In a lecture that may be found on YouTube under the title Chris Hedges on Death of the Liberal Class, Chris Hedges details the massive corruption and social dysfunction that corporations have introduced into human society at the end of which he expresses no hope that mankind will avoid the abyss that it has created for itself.
There is, in Chris' judgment, a possible way to deal with our situation and that is to incorporate the poor of the planet into the wealth of the planet. This would avoid a class of millions of desperately poor people whose implacable resentment is the seed bed for the totalitarianism that will overtake us otherwise. Lest it be thought that Hedges is placing too much importance on the significance of the poor I suggest reading Frantz Fanon's Wretched of the Earth which can provide some insight into the dimensions of massive poverty in a world of ostentatious wealth. Also, as Mike Davis in his Planet of the Slums notes, the U.S. Military is refocusing its combat training on the slums, the environment from which it expects the major conflicts of the future to emerge.
However, Chris says, this necessary redistribution of wealth will never happen in a world dominated by coporate capitalism. In consequence of this corporate power and intransigence Chris, being the tenaciously honest person he is, faces up to the despair his conclusion leaves him with. His recourse is to individual acts of resistance, justice and compassion that, while not changing the course of the vicious folly we face, will confirm the best that is in us. He closed the lecture with the last lines of W. H. Auden's poem September 1, 1939, written as Auden saw with despair the horrible implications of the German invasion of Poland, which touched off World War II.
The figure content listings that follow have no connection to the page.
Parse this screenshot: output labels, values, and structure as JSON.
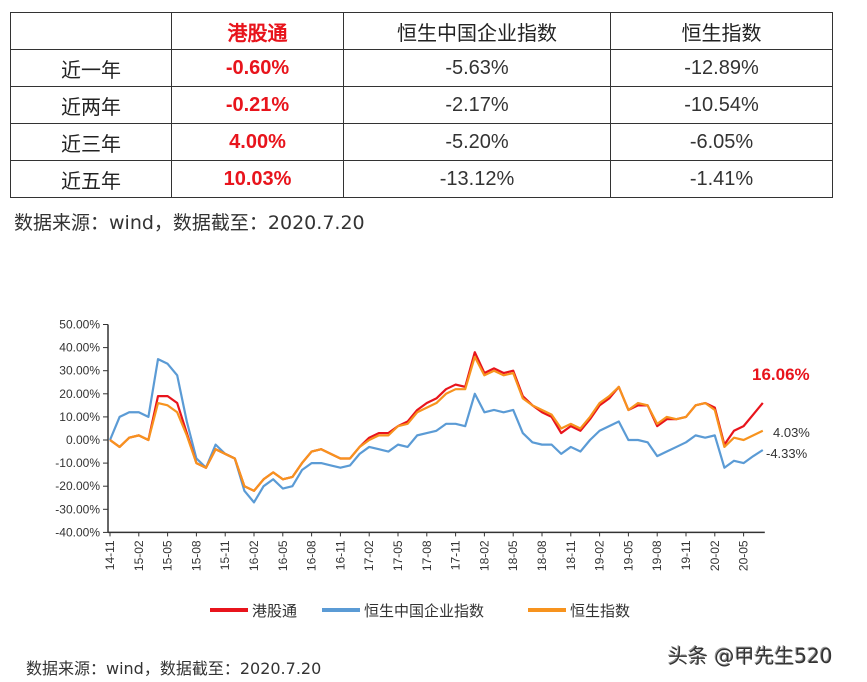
{
  "table": {
    "headers": [
      "",
      "港股通",
      "恒生中国企业指数",
      "恒生指数"
    ],
    "rows": [
      {
        "label": "近一年",
        "values": [
          "-0.60%",
          "-5.63%",
          "-12.89%"
        ]
      },
      {
        "label": "近两年",
        "values": [
          "-0.21%",
          "-2.17%",
          "-10.54%"
        ]
      },
      {
        "label": "近三年",
        "values": [
          "4.00%",
          "-5.20%",
          "-6.05%"
        ]
      },
      {
        "label": "近五年",
        "values": [
          "10.03%",
          "-13.12%",
          "-1.41%"
        ]
      }
    ]
  },
  "source_note": "数据来源：wind，数据截至：2020.7.20",
  "source_note_bottom": "数据来源：wind，数据截至：2020.7.20",
  "watermark": "头条 @甲先生520",
  "chart_data": {
    "type": "line",
    "ylim": [
      -40,
      50
    ],
    "yticks": [
      "50.00%",
      "40.00%",
      "30.00%",
      "20.00%",
      "10.00%",
      "0.00%",
      "-10.00%",
      "-20.00%",
      "-30.00%",
      "-40.00%"
    ],
    "ytick_values": [
      50,
      40,
      30,
      20,
      10,
      0,
      -10,
      -20,
      -30,
      -40
    ],
    "xticks": [
      "14-11",
      "15-02",
      "15-05",
      "15-08",
      "15-11",
      "16-02",
      "16-05",
      "16-08",
      "16-11",
      "17-02",
      "17-05",
      "17-08",
      "17-11",
      "18-02",
      "18-05",
      "18-08",
      "18-11",
      "19-02",
      "19-05",
      "19-08",
      "19-11",
      "20-02",
      "20-05"
    ],
    "x": [
      "14-11",
      "14-12",
      "15-01",
      "15-02",
      "15-03",
      "15-04",
      "15-05",
      "15-06",
      "15-07",
      "15-08",
      "15-09",
      "15-10",
      "15-11",
      "15-12",
      "16-01",
      "16-02",
      "16-03",
      "16-04",
      "16-05",
      "16-06",
      "16-07",
      "16-08",
      "16-09",
      "16-10",
      "16-11",
      "16-12",
      "17-01",
      "17-02",
      "17-03",
      "17-04",
      "17-05",
      "17-06",
      "17-07",
      "17-08",
      "17-09",
      "17-10",
      "17-11",
      "17-12",
      "18-01",
      "18-02",
      "18-03",
      "18-04",
      "18-05",
      "18-06",
      "18-07",
      "18-08",
      "18-09",
      "18-10",
      "18-11",
      "18-12",
      "19-01",
      "19-02",
      "19-03",
      "19-04",
      "19-05",
      "19-06",
      "19-07",
      "19-08",
      "19-09",
      "19-10",
      "19-11",
      "19-12",
      "20-01",
      "20-02",
      "20-03",
      "20-04",
      "20-05",
      "20-06",
      "20-07"
    ],
    "legend_position": "bottom",
    "series": [
      {
        "name": "港股通",
        "color": "#e8141c",
        "end_label": "16.06%",
        "values": [
          0,
          -3,
          1,
          2,
          0,
          19,
          19,
          16,
          3,
          -10,
          -12,
          -4,
          -6,
          -8,
          -20,
          -22,
          -17,
          -14,
          -17,
          -16,
          -10,
          -5,
          -4,
          -6,
          -8,
          -8,
          -3,
          1,
          3,
          3,
          6,
          8,
          13,
          16,
          18,
          22,
          24,
          23,
          38,
          29,
          31,
          29,
          30,
          19,
          15,
          12,
          10,
          3,
          6,
          4,
          9,
          15,
          18,
          23,
          13,
          15,
          15,
          6,
          9,
          9,
          10,
          15,
          16,
          14,
          -2,
          4,
          6,
          11,
          16.06
        ]
      },
      {
        "name": "恒生中国企业指数",
        "color": "#5b9bd5",
        "end_label": "-4.33%",
        "values": [
          0,
          10,
          12,
          12,
          10,
          35,
          33,
          28,
          8,
          -8,
          -12,
          -2,
          -6,
          -8,
          -22,
          -27,
          -20,
          -17,
          -21,
          -20,
          -13,
          -10,
          -10,
          -11,
          -12,
          -11,
          -6,
          -3,
          -4,
          -5,
          -2,
          -3,
          2,
          3,
          4,
          7,
          7,
          6,
          20,
          12,
          13,
          12,
          13,
          3,
          -1,
          -2,
          -2,
          -6,
          -3,
          -5,
          0,
          4,
          6,
          8,
          0,
          0,
          -1,
          -7,
          -5,
          -3,
          -1,
          2,
          1,
          2,
          -12,
          -9,
          -10,
          -7,
          -4.33
        ]
      },
      {
        "name": "恒生指数",
        "color": "#f7931e",
        "end_label": "4.03%",
        "values": [
          0,
          -3,
          1,
          2,
          0,
          16,
          15,
          12,
          2,
          -10,
          -12,
          -4,
          -6,
          -8,
          -20,
          -22,
          -17,
          -14,
          -17,
          -16,
          -10,
          -5,
          -4,
          -6,
          -8,
          -8,
          -3,
          0,
          2,
          2,
          6,
          7,
          12,
          14,
          16,
          20,
          22,
          22,
          36,
          28,
          30,
          28,
          29,
          18,
          15,
          13,
          11,
          5,
          7,
          5,
          10,
          16,
          19,
          23,
          13,
          16,
          15,
          7,
          10,
          9,
          10,
          15,
          16,
          13,
          -3,
          1,
          0,
          2,
          4.03
        ]
      }
    ]
  }
}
Defenceless under the night Our world in stupor lies; Yet, dotted everywhere, Ironic points of light Flash out wherever the Just Exchange their messages: May I, composed like them Of Eros and of dust, Beleaguered by the same Negation and despair, Show an affirming flame. Obviously Chris has asked himself and us, how will we live our lives in these times of crushing irrelevance and denial. It is a question that, in my judgment, every morally engaged person must ask themselves.
Nevil Shute ends his novel On the Beach, which depicts the end of humanity as the radioactive fallout from a massive nuclear exchange in Europe circles the world by the prevailing winds, by portraying the mass of mankind either turning to religion or to a final great party as they anticipate their end.
In contrast, Chris Hedges writes for those relatively few who face the moral consequences of the demise of our species.
I dealt with this issue some time ago when I could see no way out for our species that has given me everything I value. Unfortunately, mankind's intelligence has been dominated by its primordial emotions throughout evolution. What is most unique to our species has been held hostage to its much earlier biological self. When faced with despair as to the fate of our species I find that “affirming flame” in mankind's unique ability to think and thereby understand. In that quest to understand, and perhaps help avoid the pitfalls of fear-driven passion, may there be those found in that pursuit should our species fail.